Recentemente, a ‘‘Reuters’’ fez um despacho com um perfil de David Zylbersztajn, o novo diretor da ANP (Agência Nacional de Petróleo). ‘‘Antes, o interesse externo se resumia aos personagens de primeira grandeza do governo, como o presidente e os ministros. Hoje, querem saber quem é o presidente do Congresso ou o secretário de Energia de São Paulo’’, diz Dickson. Ele concorda com o enfoque positivo do país dado pela CNN. ‘‘O governo e a população estão assumindo o controle da economia e da situação social. Há um consenso sobre a direção a seguir’’.

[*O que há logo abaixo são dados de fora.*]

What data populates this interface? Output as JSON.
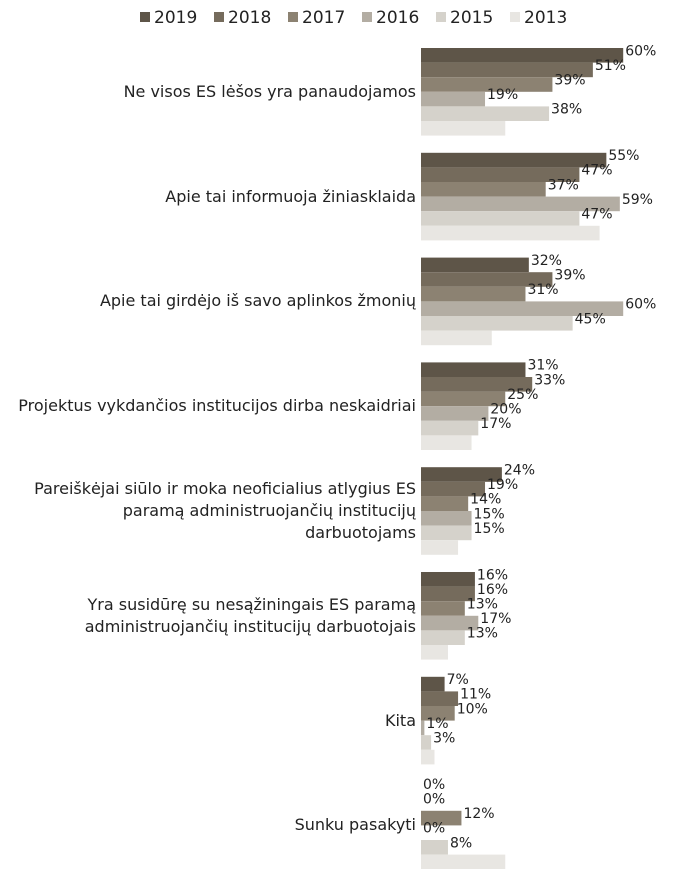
{
  "chart_data": {
    "type": "hbar",
    "categories": [
      "Ne visos ES lėšos yra panaudojamos",
      "Apie tai informuoja žiniasklaida",
      "Apie tai girdėjo iš savo aplinkos žmonių",
      "Projektus vykdančios institucijos dirba neskaidriai",
      "Pareiškėjai siūlo ir moka neoficialius atlygius ES paramą administruojančių institucijų darbuotojams",
      "Yra susidūrę su nesąžiningais ES paramą administruojančių institucijų darbuotojais",
      "Kita",
      "Sunku pasakyti"
    ],
    "series": [
      {
        "name": "2019",
        "color": "#5e5548",
        "values": [
          60,
          55,
          32,
          31,
          24,
          16,
          7,
          0
        ],
        "value_labels": [
          "60%",
          "55%",
          "32%",
          "31%",
          "24%",
          "16%",
          "7%",
          "0%"
        ]
      },
      {
        "name": "2018",
        "color": "#756b5c",
        "values": [
          51,
          47,
          39,
          33,
          19,
          16,
          11,
          0
        ],
        "value_labels": [
          "51%",
          "47%",
          "39%",
          "33%",
          "19%",
          "16%",
          "11%",
          "0%"
        ]
      },
      {
        "name": "2017",
        "color": "#8c8272",
        "values": [
          39,
          37,
          31,
          25,
          14,
          13,
          10,
          12
        ],
        "value_labels": [
          "39%",
          "37%",
          "31%",
          "25%",
          "14%",
          "13%",
          "10%",
          "12%"
        ]
      },
      {
        "name": "2016",
        "color": "#b3ada3",
        "values": [
          19,
          59,
          60,
          20,
          15,
          17,
          1,
          0
        ],
        "value_labels": [
          "19%",
          "59%",
          "60%",
          "20%",
          "15%",
          "17%",
          "1%",
          "0%"
        ]
      },
      {
        "name": "2015",
        "color": "#d5d2cb",
        "values": [
          38,
          47,
          45,
          17,
          15,
          13,
          3,
          8
        ],
        "value_labels": [
          "38%",
          "47%",
          "45%",
          "17%",
          "15%",
          "13%",
          "3%",
          "8%"
        ]
      },
      {
        "name": "2013",
        "color": "#e8e6e2",
        "values": [
          25,
          53,
          21,
          15,
          11,
          8,
          4,
          25
        ]
      }
    ],
    "legend": "top"
  }
}
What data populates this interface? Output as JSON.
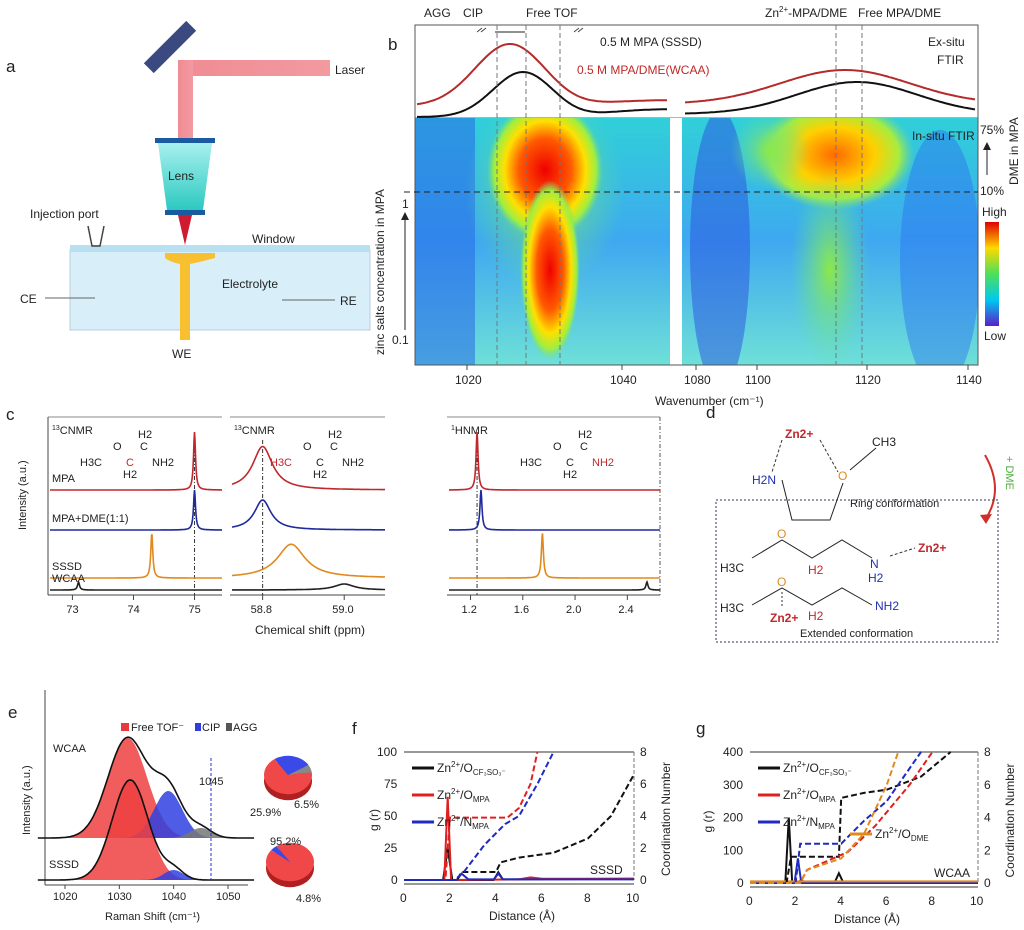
{
  "panels": {
    "a": "a",
    "b": "b",
    "c": "c",
    "d": "d",
    "e": "e",
    "f": "f",
    "g": "g"
  },
  "a": {
    "laser": "Laser",
    "lens": "Lens",
    "injection_port": "Injection port",
    "window": "Window",
    "electrolyte": "Electrolyte",
    "ce": "CE",
    "re": "RE",
    "we": "WE"
  },
  "b": {
    "top_labels": [
      "AGG",
      "CIP",
      "Free TOF",
      "Zn2+-MPA/DME",
      "Free MPA/DME"
    ],
    "zn_label": "Zn",
    "zn_sup": "2+",
    "zn_rest": "-MPA/DME",
    "sssd_label": "0.5 M MPA (SSSD)",
    "wcaa_label": "0.5 M MPA/DME(WCAA)",
    "exsitu": "Ex-situ",
    "ftir": "FTIR",
    "insitu": "In-situ FTIR",
    "x_ticks": [
      "1020",
      "1040",
      "1080",
      "1100",
      "1120",
      "1140"
    ],
    "xlabel": "Wavenumber (cm⁻¹)",
    "ylabel": "zinc salts concentration in MPA",
    "y_top": "1",
    "y_bottom": "0.1",
    "right_top": "75%",
    "right_mid": "10%",
    "right_label": "DME in MPA",
    "colorbar_high": "High",
    "colorbar_low": "Low",
    "colors": {
      "sssd": "#111111",
      "wcaa": "#b52a2a"
    }
  },
  "c": {
    "panel_titles": [
      "13CNMR",
      "13CNMR",
      "1HNMR"
    ],
    "title_sup": [
      "13",
      "13",
      "1"
    ],
    "title_rest": [
      "CNMR",
      "CNMR",
      "HNMR"
    ],
    "samples": [
      "MPA",
      "MPA+DME(1:1)",
      "SSSD",
      "WCAA"
    ],
    "sample_colors": [
      "#c0282d",
      "#1f2a9c",
      "#e08a1e",
      "#222222"
    ],
    "ylabel": "Intensity (a.u.)",
    "xlabel": "Chemical shift (ppm)",
    "ticks": [
      [
        "73",
        "74",
        "75"
      ],
      [
        "58.8",
        "59.0"
      ],
      [
        "1.2",
        "1.6",
        "2.0",
        "2.4"
      ]
    ],
    "peaks_ppm": [
      [
        75.0,
        75.0,
        74.3,
        73.1
      ],
      [
        58.8,
        58.8,
        58.87,
        59.0
      ],
      [
        1.25,
        1.28,
        1.75,
        2.55
      ]
    ],
    "molecule": {
      "h3c": "H3C",
      "o": "O",
      "c": "C",
      "h2": "H2",
      "nh2": "NH2"
    }
  },
  "d": {
    "zn": "Zn2+",
    "ch3": "CH3",
    "h2n": "H2N",
    "o": "O",
    "ring": "Ring conformation",
    "dme": "+ DME",
    "extended": "Extended conformation",
    "h3c": "H3C",
    "h2": "H2",
    "n": "N",
    "nh2": "NH2"
  },
  "e": {
    "legend": [
      "Free TOF⁻",
      "CIP",
      "AGG"
    ],
    "legend_colors": [
      "#e83a3a",
      "#2f3de0",
      "#555555"
    ],
    "samples": [
      "WCAA",
      "SSSD"
    ],
    "peak_label": "1045",
    "x_ticks": [
      "1020",
      "1030",
      "1040",
      "1050"
    ],
    "xlabel": "Raman Shift (cm⁻¹)",
    "ylabel": "Intensity (a.u.)",
    "pie_wcaa": {
      "free": 67.6,
      "cip": 25.9,
      "agg": 6.5,
      "labels": [
        "25.9%",
        "6.5%"
      ]
    },
    "pie_sssd": {
      "free": 95.2,
      "cip": 4.8,
      "labels": [
        "95.2%",
        "4.8%"
      ]
    }
  },
  "chart_data": [
    {
      "type": "line",
      "panel": "f",
      "xlabel": "Distance (Å)",
      "ylabel": "g (r)",
      "y2label": "Coordination Number",
      "xlim": [
        0,
        10
      ],
      "ylim": [
        0,
        100
      ],
      "y2lim": [
        0,
        8
      ],
      "x_ticks": [
        "0",
        "2",
        "4",
        "6",
        "8",
        "10"
      ],
      "y_ticks": [
        "0",
        "25",
        "50",
        "75",
        "100"
      ],
      "y2_ticks": [
        "0",
        "2",
        "4",
        "6",
        "8"
      ],
      "annotation": "SSSD",
      "legend": [
        "Zn2+/O CF3SO3-",
        "Zn2+/O MPA",
        "Zn2+/N MPA"
      ],
      "gr": [
        {
          "color": "#111111",
          "points": [
            [
              0,
              0
            ],
            [
              1.7,
              0
            ],
            [
              1.9,
              25
            ],
            [
              2.1,
              0
            ],
            [
              3.9,
              0
            ],
            [
              4.1,
              6
            ],
            [
              4.3,
              0.5
            ],
            [
              10,
              1
            ]
          ]
        },
        {
          "color": "#e02020",
          "points": [
            [
              0,
              0
            ],
            [
              1.75,
              0
            ],
            [
              1.9,
              65
            ],
            [
              2.05,
              0
            ],
            [
              5,
              0.5
            ],
            [
              5.5,
              2
            ],
            [
              6,
              1
            ],
            [
              10,
              1
            ]
          ]
        },
        {
          "color": "#1f2ac0",
          "points": [
            [
              0,
              0
            ],
            [
              2.3,
              0
            ],
            [
              2.5,
              5
            ],
            [
              2.8,
              0.5
            ],
            [
              3.9,
              0.5
            ],
            [
              4.1,
              5
            ],
            [
              4.3,
              0.5
            ],
            [
              10,
              0.5
            ]
          ]
        }
      ],
      "cn": [
        {
          "color": "#111111",
          "points": [
            [
              0,
              0
            ],
            [
              2.3,
              0
            ],
            [
              2.5,
              0.5
            ],
            [
              4,
              0.5
            ],
            [
              4.2,
              1.1
            ],
            [
              5,
              1.4
            ],
            [
              6.5,
              1.7
            ],
            [
              8,
              2.6
            ],
            [
              9,
              4
            ],
            [
              10,
              6.6
            ]
          ]
        },
        {
          "color": "#e02020",
          "points": [
            [
              0,
              0
            ],
            [
              1.8,
              0
            ],
            [
              2,
              3.9
            ],
            [
              4.5,
              3.9
            ],
            [
              5,
              4.5
            ],
            [
              5.5,
              6
            ],
            [
              5.8,
              8
            ]
          ]
        },
        {
          "color": "#1f2ac0",
          "points": [
            [
              0,
              0
            ],
            [
              2.2,
              0
            ],
            [
              2.6,
              0.5
            ],
            [
              3.5,
              2.2
            ],
            [
              4.4,
              3.5
            ],
            [
              5,
              4
            ],
            [
              5.8,
              6
            ],
            [
              6.5,
              8
            ]
          ]
        }
      ]
    },
    {
      "type": "line",
      "panel": "g",
      "xlabel": "Distance (Å)",
      "ylabel": "g (r)",
      "y2label": "Coordination Number",
      "xlim": [
        0,
        10
      ],
      "ylim": [
        0,
        400
      ],
      "y2lim": [
        0,
        8
      ],
      "x_ticks": [
        "0",
        "2",
        "4",
        "6",
        "8",
        "10"
      ],
      "y_ticks": [
        "0",
        "100",
        "200",
        "300",
        "400"
      ],
      "y2_ticks": [
        "0",
        "2",
        "4",
        "6",
        "8"
      ],
      "annotation": "WCAA",
      "legend": [
        "Zn2+/O CF3SO3-",
        "Zn2+/O MPA",
        "Zn2+/N MPA",
        "Zn2+/O DME"
      ],
      "gr": [
        {
          "color": "#111111",
          "points": [
            [
              0,
              0
            ],
            [
              1.55,
              0
            ],
            [
              1.7,
              200
            ],
            [
              1.85,
              0
            ],
            [
              3.7,
              0
            ],
            [
              3.9,
              30
            ],
            [
              4.1,
              0
            ],
            [
              10,
              0
            ]
          ]
        },
        {
          "color": "#e02020",
          "points": [
            [
              0,
              0
            ],
            [
              2.1,
              0
            ],
            [
              2.25,
              10
            ],
            [
              2.4,
              0
            ],
            [
              10,
              2
            ]
          ]
        },
        {
          "color": "#1f2ac0",
          "points": [
            [
              0,
              0
            ],
            [
              1.95,
              0
            ],
            [
              2.1,
              75
            ],
            [
              2.25,
              0
            ],
            [
              10,
              0
            ]
          ]
        },
        {
          "color": "#e08a1e",
          "points": [
            [
              0,
              5
            ],
            [
              10,
              5
            ]
          ]
        }
      ],
      "cn": [
        {
          "color": "#111111",
          "points": [
            [
              0,
              0
            ],
            [
              1.6,
              0
            ],
            [
              1.8,
              1.6
            ],
            [
              3.9,
              1.6
            ],
            [
              4,
              5.2
            ],
            [
              5,
              5.5
            ],
            [
              6,
              5.7
            ],
            [
              7.5,
              6.5
            ],
            [
              8.8,
              8
            ]
          ]
        },
        {
          "color": "#1f2ac0",
          "points": [
            [
              0,
              0
            ],
            [
              2,
              0
            ],
            [
              2.2,
              2.4
            ],
            [
              4,
              2.4
            ],
            [
              5,
              3.8
            ],
            [
              6,
              5
            ],
            [
              7.5,
              8
            ]
          ]
        },
        {
          "color": "#e02020",
          "points": [
            [
              0,
              0
            ],
            [
              2.2,
              0
            ],
            [
              2.5,
              0.8
            ],
            [
              4.3,
              1.9
            ],
            [
              5.5,
              3.5
            ],
            [
              7,
              6
            ],
            [
              8,
              8
            ]
          ]
        },
        {
          "color": "#e08a1e",
          "points": [
            [
              0,
              0
            ],
            [
              2.2,
              0
            ],
            [
              2.5,
              0.8
            ],
            [
              4,
              1.5
            ],
            [
              5,
              3
            ],
            [
              6,
              6
            ],
            [
              6.5,
              8
            ]
          ]
        }
      ]
    }
  ]
}
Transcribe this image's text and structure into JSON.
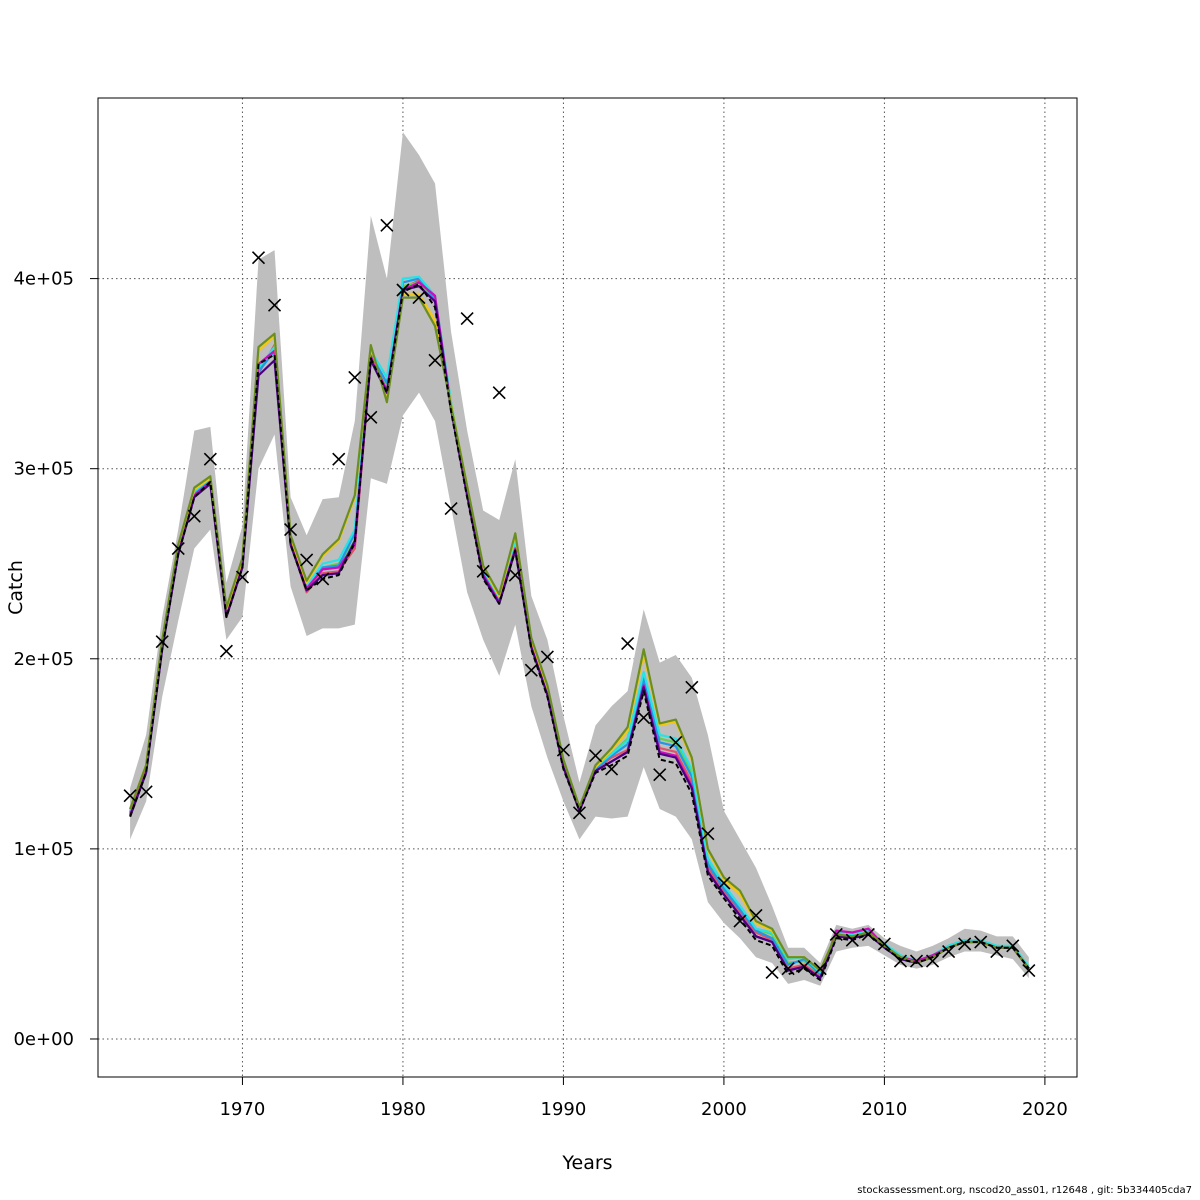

A influente revista britânica ‘‘The Economist’’ abriu seu escritório em São Paulo há menos de dois anos. Seu correspondente, Mike Reid, 45, diz que a cobertura da revista sobre o país vem aumentando consideravelmente. ‘‘A estabilidade e a abertura econômica integrou mais o Brasil à economia mundial’’, diz Reid. ‘‘Ainda existem muitos problemas, mas é evidente que o país está melhor’’, afirma ele.
A agência dos EUA de notícias econômicas ‘‘Dow Jones’’também aumentou sua equipe no Brasil. De um jornalista, em 1993, passou para os cinco atuais. A americana Mary Milliken, chefe de Redação da ‘‘Dow Jones’’, está no país há um ano: ‘‘Fiquei surpresa porque o Brasil é muito mais trabalhador e moderno do que pensava’’.